Goldberger percebeu que nunca iria convencer os médicos de que a pelagra era causada por uma deficiência alimentar, a menos que encontrasse uma cura simples e barata.

Alguns anos depois…

Em 1923, Goldberger finalmente encontrou o que procurava — e a descoberta aconteceu de forma curiosa.

Ele vinha a fazer experiências com cães, tentando que adquirissem pelagra ao fazê-los comer uma dieta sulista. O problema era que os cães não queriam comer aquela comida. Então ele acrescentou o que descreveu como um estimulante de apetite. Meses passaram-se, e os cães ainda estavam saudáveis.

Goldberger finalmente percebeu que o estimulante era o que estava a proteger os animais — era a resposta que ele vinha a procurar todos aqueles anos.

Não é animal, não é vegetal, não é mineral. É levedura. Em 1927, tinha finalmente chegado a hora de Goldberger.

Inundações tinham provocado outro surto de pelagra. E Goldberger levou levedura para os refugiados. Foi assombroso. Apenas algumas colheres de chá por dia eram suficientes para curá-los. Goldberger foi finalmente proclamado um herói.

Alguns anos depois, um químico finalmente isolou o fator de prevenção da pelagra na levedura. É uma vitamina chamada niacina.

O governo dos Estados Unidos ordenou que as fábricas fortificassem a farinha com niacina. Outros países seguiram o exemplo, e a pelagra logo tornou-se uma doença rara.

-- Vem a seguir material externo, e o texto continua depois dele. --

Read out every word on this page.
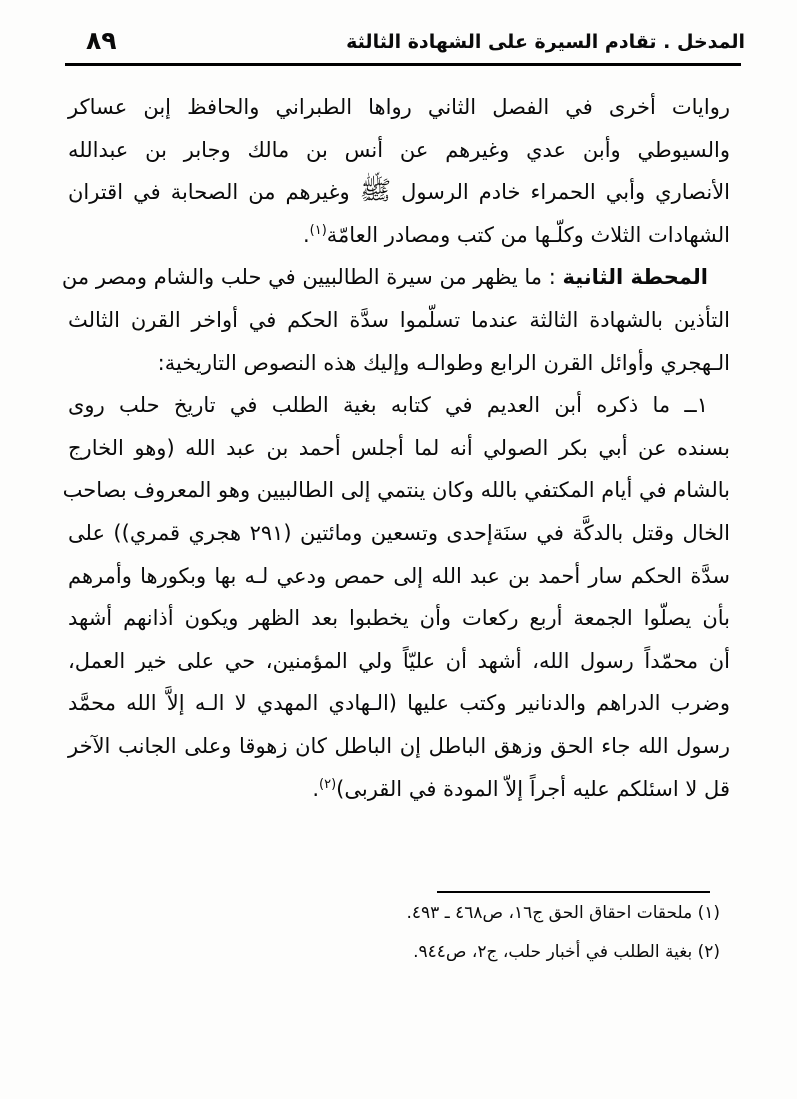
٨٩	المدخل . تقادم السيرة على الشهادة الثالثة
روايات أخرى في الفصل الثاني رواها الطبراني والحافظ إبن عساكر
والسيوطي وأبن عدي وغيرهم عن أنس بن مالك وجابر بن عبدالله
الأنصاري وأبي الحمراء خادم الرسول ﷺ وغيرهم من الصحابة في اقتران
الشهادات الثلاث وكلّـها من كتب ومصادر العامّة$^{(١)}$.
المحطة الثانية : ما يظهر من سيرة الطالبيين في حلب والشام ومصر من
التأذين بالشهادة الثالثة عندما تسلّموا سدَّة الحكم في أواخر القرن الثالث
الـهجري وأوائل القرن الرابع وطوالـه وإليك هذه النصوص التاريخية:
١ــ ما ذكره أبن العديم في كتابه بغية الطلب في تاريخ حلب روى
بسنده عن أبي بكر الصولي أنه لما أجلس أحمد بن عبد الله (وهو الخارج
بالشام في أيام المكتفي بالله وكان ينتمي إلى الطالبيين وهو المعروف بصاحب
الخال وقتل بالدكَّة في سنَةإحدى وتسعين ومائتين (٢٩١ هجري قمري)) على
سدَّة الحكم سار أحمد بن عبد الله إلى حمص ودعي لـه بها وبكورها وأمرهم
بأن يصلّوا الجمعة أربع ركعات وأن يخطبوا بعد الظهر ويكون أذانهم أشهد
أن محمّداً رسول الله، أشهد أن عليّاً ولي المؤمنين، حي على خير العمل،
وضرب الدراهم والدنانير وكتب عليها (الـهادي المهدي لا الـه إلاَّ الله محمَّد
رسول الله جاء الحق وزهق الباطل إن الباطل كان زهوقا وعلى الجانب الآخر
قل لا اسئلكم عليه أجراً إلاّ المودة في القربى)$^{(٢)}$.
(١) ملحقات احقاق الحق ج١٦، ص٤٦٨ ـ ٤٩٣.
(٢) بغية الطلب في أخبار حلب، ج٢، ص٩٤٤.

Agora sabemos que a niacina é essencial para uma pele saudável e para o bom funcionamento do sistema digestivo e nervoso.

Mas o que Goldberger realmente mostrou foi o forte vínculo entre a alimentação e a saúde. Há uma relação direta entre o que comemos e como vivemos com o que nos deixará doentes, e é exatamente isso que Joseph Goldberger queria que o mundo entendesse.